(AUTISM In London in 1900 is not going to be the title of the novel. Well -- probably not. I'm writing this novel directly onto the blog, and when I write a novel, I generally don't have a title for it when I start. As soon as I know the title of this one, so will you.)
At about 9:14 AM on Tuesday, the 8th of May, 1900, police were in Victoria Station, looking for a fugitive, questioning people who might've seen him running through a crowded platform. A Constable Smith was herding a young man toward Inspector Raymond, who was in charge of the investigation -- herding is how Smith thought of the difficult task of impelling the young man toward the Inspector. At first Smith had just taken the man by the arm, but he hadn't seemed to've liked that at all and became very upset and gave a loud and alarming bellow until he was let go of again, when he went right back to muttering, as he'd been doing until he was touched. The man seemed witless and didn't react at all to Smith's request to come with him, but by standing a step back from him and thrusting his arms in the direction of Inspector Raymond -- as if he were rolling a barrel -- Smith was managing to impel the man in Raymond's direction. The herding didn't seem to bother the man, and it didn't interrupt his excited, nonstop muttering. And the muttering was why Smith was bringing the man to Inspector Raymond: because he was muttering about a man who'd just been running through the platform, quite possibly the man the police were looking for.
Hugh, one of the Constables standing next to the Inspector, saw the two of them coming and approached. Smith only had time to shout, "Don't touch -- " before Hugh did, in fact, touch the poor man's arm, at which he stood still and bellowed just as before. Hugh immediately let the man's arm go again. The muttering began again. Hugh and Smith exchanged a glance and shrugged at each other. Then Hugh leaned in close to the man's face and asked, "Would you come with us, please?" The man stopped muttering just for the instant it took him to nod, and he did, indeed, docilely follow Hugh. Young Hugh, Smith thought: a sharp lad, that one. Most likely make Chief Inspector long before I retire a Constable. Got him to follow, just like that. I couldn't even get him to stop muttering and listen to me.
Inspector Raymond raised his chin in a gesture for Smith to speak. "This young man here, Sir, he may've seen the one we're looking for. He -- "

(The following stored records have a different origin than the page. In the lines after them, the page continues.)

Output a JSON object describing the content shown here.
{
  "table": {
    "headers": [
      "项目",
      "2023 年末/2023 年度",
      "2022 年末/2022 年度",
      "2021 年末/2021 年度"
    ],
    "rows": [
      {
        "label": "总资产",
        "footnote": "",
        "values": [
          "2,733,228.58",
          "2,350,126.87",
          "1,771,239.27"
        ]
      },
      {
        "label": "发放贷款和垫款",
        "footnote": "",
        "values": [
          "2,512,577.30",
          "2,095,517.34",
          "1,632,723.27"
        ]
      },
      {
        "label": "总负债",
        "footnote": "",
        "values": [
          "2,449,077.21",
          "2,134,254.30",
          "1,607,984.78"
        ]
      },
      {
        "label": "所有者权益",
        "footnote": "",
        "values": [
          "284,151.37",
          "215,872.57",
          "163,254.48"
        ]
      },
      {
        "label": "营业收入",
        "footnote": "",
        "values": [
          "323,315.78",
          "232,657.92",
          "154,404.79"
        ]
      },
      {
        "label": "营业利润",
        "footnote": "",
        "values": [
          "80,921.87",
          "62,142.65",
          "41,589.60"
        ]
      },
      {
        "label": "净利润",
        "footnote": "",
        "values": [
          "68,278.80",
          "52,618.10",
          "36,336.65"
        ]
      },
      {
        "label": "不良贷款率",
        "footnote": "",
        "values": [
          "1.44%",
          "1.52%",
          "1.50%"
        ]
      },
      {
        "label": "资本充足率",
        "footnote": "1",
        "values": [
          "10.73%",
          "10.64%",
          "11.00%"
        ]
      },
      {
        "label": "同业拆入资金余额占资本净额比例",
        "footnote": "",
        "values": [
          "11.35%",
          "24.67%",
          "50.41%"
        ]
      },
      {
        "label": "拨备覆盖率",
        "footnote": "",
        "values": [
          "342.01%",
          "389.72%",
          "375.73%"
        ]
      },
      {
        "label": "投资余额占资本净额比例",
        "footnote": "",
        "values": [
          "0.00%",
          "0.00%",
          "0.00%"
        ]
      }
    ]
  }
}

Hugh interrupted Smith, abruptly, but he managed to pull it off without seeming rude: he leaned in close to the man's face again and asked slowly: "What is your name?" The man's stream of muttering paused long enough for him to answer: "Charles Evans," and then the muttering resumed; "...was just a bit off, a minute or two fast but then for an 1883 it's not so much but of course I have no way of knowing how often he re-sets it and of course the maintenance the maintenance is a complete unknown but it's just so strange with that chain to have it together with that chain is really very unusual and it was about to come out the pocket it was about to come out it was about to come out it was like he didn't know he had it it was about to come out and there was a scratch near the stem but of course that's hardly unusual the chain with it though that chain with that's very unusual..."
"He's been like that almost non-stop for two minutes, Sir, and who knows how much longer before I noticed him. I think he's talking about a man who was running through the platform a little while ago, running so that his watch almost flew out of his pocket, and there was something unusual about the chain -- " Evans paused in mid-babble and said a bit louder than his usual mutter:
"Yes, the chain, the chain, it was very unusual with an 1883, with an 1883, of course there are millions of them and their chains are never like that, never," dropping back down to the mutter, "I've never seen one like that, and the thing is that I don't if know he was careless or if it needed to be repaired, and, oh," and he stopped muttering suddenly and his eyes rolled and he fainted. Raymond and Smith each managed to grab one of his arms before he fell, and carried him toward a bench, Raymond shouting for the people on the bench to please let us have it, thank you, ladies and gentlemen, and at about that moment Evans regained consciousness and went very stiff and bellowed piteously. "He doesn't like being touched, Sir," Smith noted, but Evans still wasn't walking on his own, and the bellowing -- it was really heart-rending, you'd think Evans was being burned alive -- continued until they sat him down and let go. Then Evans was quiet, no more muttering. He just sat there rocking back and forth with his shoulders hunched very high. The Inspector leaned in close and said gently, "don't worry, we're not going to touch you any more." At that Evans dropped his shoulders a bit and seemed much more relaxed. He became less hunched, rocked slowly, rubbed his thighs with both hands, then took a deep breath and shuddered. "Johnson," the Inspector barked. "Get the man some water. Hornsby. See if there's a doctor about in this crowd. Church. You know Latham, at the Latham plant? The young one, Albert Latham. See if you can fetch him. Use the telephone, there. They have a telephone in the plant."